The Queen has spoken.

She melted a stick of violet wax over the parchment and pressed the golden seal she had recovered from the depths into it. The sigil glowed briefly, binding the magic of the letter. She handed it to the swiftest rider in the council unit.

"Ride as if the abyss is at your heels," she commanded, her green eyes locking onto his. "If the Palace receives this before the sun sets, you shall be granted a lordship and lands. If you fail, do not bother returning to my kingdom."

The rider didn't speak; he simply bowed and vanished into a cloud of dust, heading south at a breakneck gallop.

Riha turned back to the mountains, her mind already constructing the blueprints for a mining operation that would dwarf anything the world had seen in a thousand years. She wasn't just a girl passing a trial anymore; she was a CEO of a burgeoning empire.

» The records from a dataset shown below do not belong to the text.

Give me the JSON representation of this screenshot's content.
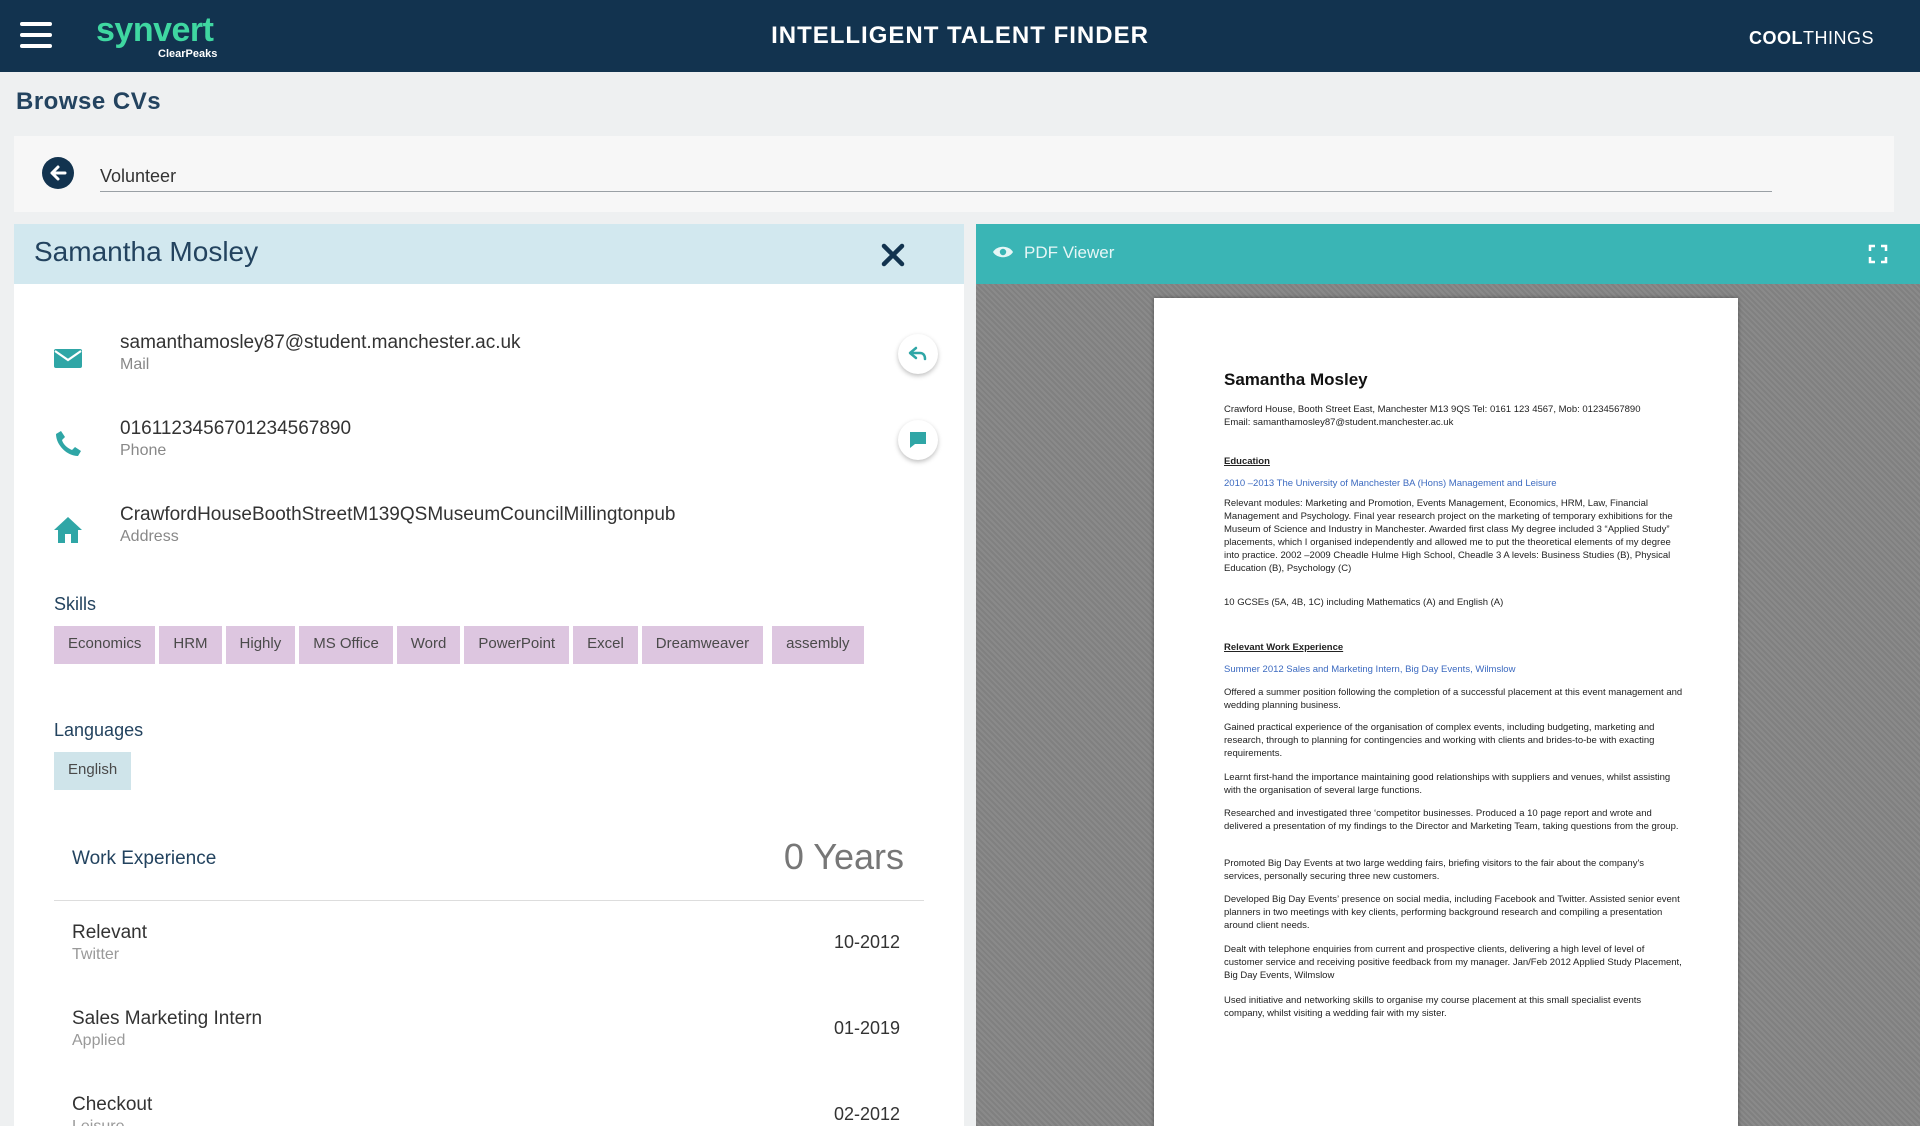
{
  "topbar": {
    "logo_main": "synvert",
    "logo_sub": "ClearPeaks",
    "title": "INTELLIGENT TALENT FINDER",
    "brand_bold": "COOL",
    "brand_light": "THINGS"
  },
  "page": {
    "title": "Browse CVs"
  },
  "search": {
    "value": "Volunteer"
  },
  "candidate": {
    "name": "Samantha Mosley",
    "email": "samanthamosley87@student.manchester.ac.uk",
    "email_label": "Mail",
    "phone": "0161123456701234567890",
    "phone_label": "Phone",
    "address": "CrawfordHouseBoothStreetM139QSMuseumCouncilMillingtonpub",
    "address_label": "Address"
  },
  "skills": {
    "heading": "Skills",
    "items": [
      "Economics",
      "HRM",
      "Highly",
      "MS Office",
      "Word",
      "PowerPoint",
      "Excel",
      "Dreamweaver",
      "assembly"
    ]
  },
  "languages": {
    "heading": "Languages",
    "items": [
      "English"
    ]
  },
  "work": {
    "heading": "Work Experience",
    "years": "0 Years",
    "items": [
      {
        "title": "Relevant",
        "sub": "Twitter",
        "date": "10-2012"
      },
      {
        "title": "Sales Marketing Intern",
        "sub": "Applied",
        "date": "01-2019"
      },
      {
        "title": "Checkout",
        "sub": "Leisure",
        "date": "02-2012"
      }
    ]
  },
  "pdf": {
    "header": "PDF Viewer",
    "name": "Samantha Mosley",
    "contact_line1": "Crawford House, Booth Street East, Manchester M13 9QS Tel: 0161 123 4567, Mob: 01234567890",
    "contact_line2": "Email: samanthamosley87@student.manchester.ac.uk",
    "education_heading": "Education",
    "education_title": "2010 –2013 The University of Manchester BA (Hons) Management and Leisure",
    "education_body": "Relevant modules: Marketing and Promotion, Events Management, Economics, HRM, Law, Financial Management and Psychology. Final year research project on the marketing of temporary exhibitions for the Museum of Science and Industry in Manchester. Awarded first class My degree included 3 “Applied Study” placements, which I organised independently and allowed me to put the theoretical elements of my degree into practice.   2002 –2009 Cheadle Hulme High School, Cheadle 3 A levels: Business Studies (B), Physical Education (B), Psychology (C)",
    "gcse": "10 GCSEs (5A, 4B, 1C) including Mathematics (A) and English (A)",
    "work_heading": "Relevant Work Experience",
    "work_title": "Summer 2012 Sales and Marketing Intern, Big Day Events, Wilmslow",
    "paragraphs": [
      "Offered a summer position following the completion of a successful placement at this event management and wedding planning business.",
      "Gained practical experience of the organisation of complex events, including budgeting, marketing and research, through to planning for contingencies and working with clients and brides-to-be with exacting requirements.",
      "Learnt first-hand the importance maintaining good relationships with suppliers and venues, whilst assisting with the organisation of several large functions.",
      "Researched and investigated three ‘competitor businesses. Produced a 10 page report and wrote and delivered a presentation of my findings to the Director and Marketing Team, taking questions from the group.",
      "Promoted Big Day Events at two large wedding fairs, briefing visitors to the fair about the company's services, personally securing three new customers.",
      "Developed Big Day Events’ presence on social media, including Facebook and Twitter. Assisted senior event planners in two meetings with key clients, performing background research and compiling a presentation around client needs.",
      "Dealt with telephone enquiries from current and prospective clients, delivering a high level of level of customer service and receiving positive feedback from my manager.   Jan/Feb 2012 Applied Study Placement, Big Day Events, Wilmslow",
      "Used initiative and networking skills to organise my course placement at this small specialist events company, whilst visiting a wedding fair with my sister."
    ]
  },
  "colors": {
    "topbar": "#12334f",
    "accent_green": "#3fd7a1",
    "teal": "#3ab5b5",
    "skill_chip": "#ddc6e0",
    "language_chip": "#cfe4ea"
  }
}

"Nalani," Riha said, looking at the healer. "You saw the power those crystals have. Imagine our healers equipped with staves that never run dry. Imagine our city walls reinforced with Star-Iron that reflects dragon fire."

"It would make us the most powerful nation in the world," Nalani said, her voice a mix of awe and genuine fear.

"It will make us a nation that no one can ever threaten again," Riha corrected, her gaze moving to the horizon where the negotiation site lay. "We rest for one hour. Then, we move. I have a kingdom to build, and I will not be kept waiting by petty lords and their small-minded politics."